Warga Sheikh Jarrah Menolak Membayar Sewa Kepada Para Pemukim – Keluarga Palestina yang menghadapi penggusuran dari rumah mereka di lingkungan Sheikh Jarrah Al-Quds pada Selasa (2/11) menolak tawaran pengadilan Israel untuk memberi mereka status ‘tempat tinggal yang dilindungi’, dengan mengatakan bahwa jika mereka membayar sewa kepada organisasi pemukim yang mengklaim tanah tempat rumah mereka dibangun, maka properti mereka tidak akan dihancurkan.
“Orang-orang Sheikh Jarrah menolak proposal penyelesaian,” tulis anggota keluarga dan aktivis media sosial Mohammed El-Kurd.
Keputusan itu akan berdampak serius bagi keluarga Palestina lainnya yang semuanya menghadapi pengusiran dari rumah mereka oleh pemukim Israel. Kasus hukum mereka didasarkan pada klaim bahwa orang Yahudi memiliki tanah sebelum penggusuran mereka pada tahun 1948.
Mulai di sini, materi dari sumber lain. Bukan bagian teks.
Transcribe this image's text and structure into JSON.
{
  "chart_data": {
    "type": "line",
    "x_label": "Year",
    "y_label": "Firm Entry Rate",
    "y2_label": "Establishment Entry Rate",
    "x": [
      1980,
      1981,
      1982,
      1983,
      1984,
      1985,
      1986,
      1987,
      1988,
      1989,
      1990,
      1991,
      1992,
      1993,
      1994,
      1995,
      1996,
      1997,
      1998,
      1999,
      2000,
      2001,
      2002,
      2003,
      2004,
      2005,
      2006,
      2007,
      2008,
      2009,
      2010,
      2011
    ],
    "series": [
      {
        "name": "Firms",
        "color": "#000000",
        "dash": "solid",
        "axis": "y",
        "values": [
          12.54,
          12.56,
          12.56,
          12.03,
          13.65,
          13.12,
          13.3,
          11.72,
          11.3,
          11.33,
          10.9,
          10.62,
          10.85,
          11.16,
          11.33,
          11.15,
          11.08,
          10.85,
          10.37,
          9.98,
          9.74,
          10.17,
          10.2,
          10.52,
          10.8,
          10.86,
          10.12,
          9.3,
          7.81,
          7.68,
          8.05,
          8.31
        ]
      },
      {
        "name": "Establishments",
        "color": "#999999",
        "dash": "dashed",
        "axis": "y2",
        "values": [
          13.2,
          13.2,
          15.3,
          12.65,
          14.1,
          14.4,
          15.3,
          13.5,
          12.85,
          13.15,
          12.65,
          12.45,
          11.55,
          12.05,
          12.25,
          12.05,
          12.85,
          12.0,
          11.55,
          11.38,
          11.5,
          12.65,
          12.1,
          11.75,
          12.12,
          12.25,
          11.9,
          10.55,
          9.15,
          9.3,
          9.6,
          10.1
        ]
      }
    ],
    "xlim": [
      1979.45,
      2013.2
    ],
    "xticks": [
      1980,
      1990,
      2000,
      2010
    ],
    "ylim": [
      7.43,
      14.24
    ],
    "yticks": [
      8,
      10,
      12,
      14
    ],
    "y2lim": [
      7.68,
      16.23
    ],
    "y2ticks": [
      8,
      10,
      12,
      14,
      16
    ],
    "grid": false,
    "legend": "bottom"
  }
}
Saat ini, ada gugatan penggusuran terbuka terhadap sekitar 50—60 keluarga di Sheikh Jarrah (30 keluarga di bagian Kerem Al-Jaouni dan 20—30 keluarga di bagian Um Haroun), yang sedang dalam berbagai tahapan proses hukum.
“Tanpa sepengetahuan publik, pihak berwenang telah secara diam-diam mendaftarkan hak tanah atas properti di Um Haroun kepada orang Yahudi yang diklaim sebagai pemilik tanah. Langkah seperti itu belum pernah terjadi sebelumnya dan memiliki potensi konsekuensi akut pada properti Palestina tidak hanya di Sheikh Jarrah tetapi di seluruh Al-Quds Timur,” kelompok HAM Israel, Ir Amim mengatakan di situsnya, “yang pada akhirnya dapat menyebabkan perampasan Palestina yang meluas di kota dan perluasan pemukiman Yahudi.”
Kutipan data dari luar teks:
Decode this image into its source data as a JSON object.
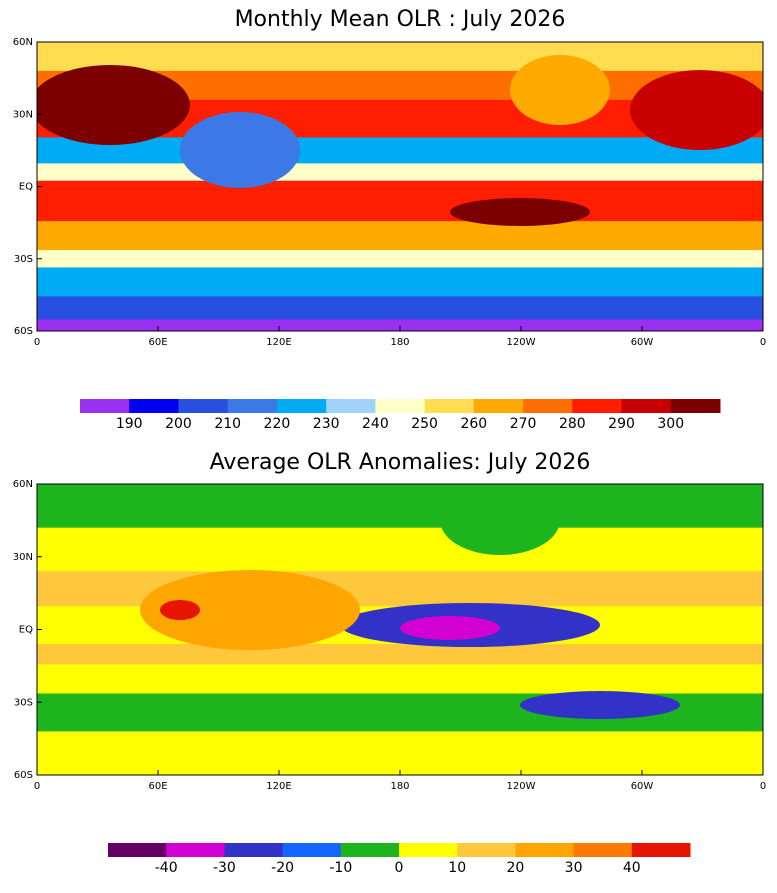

Di bawah hukum Israel, orang Yahudi berhak untuk meminta kompensasi dan merebut kembali tanah yang mereka anggap milik mereka. Namun tidak ada hak seperti itu yang diberikan kepada 750.000 orang Palestina yang dibersihkan secara etnis selama 1947/48 termasuk ratusan ribu yang tetap berada di dalam wilayah pendudukan Israel.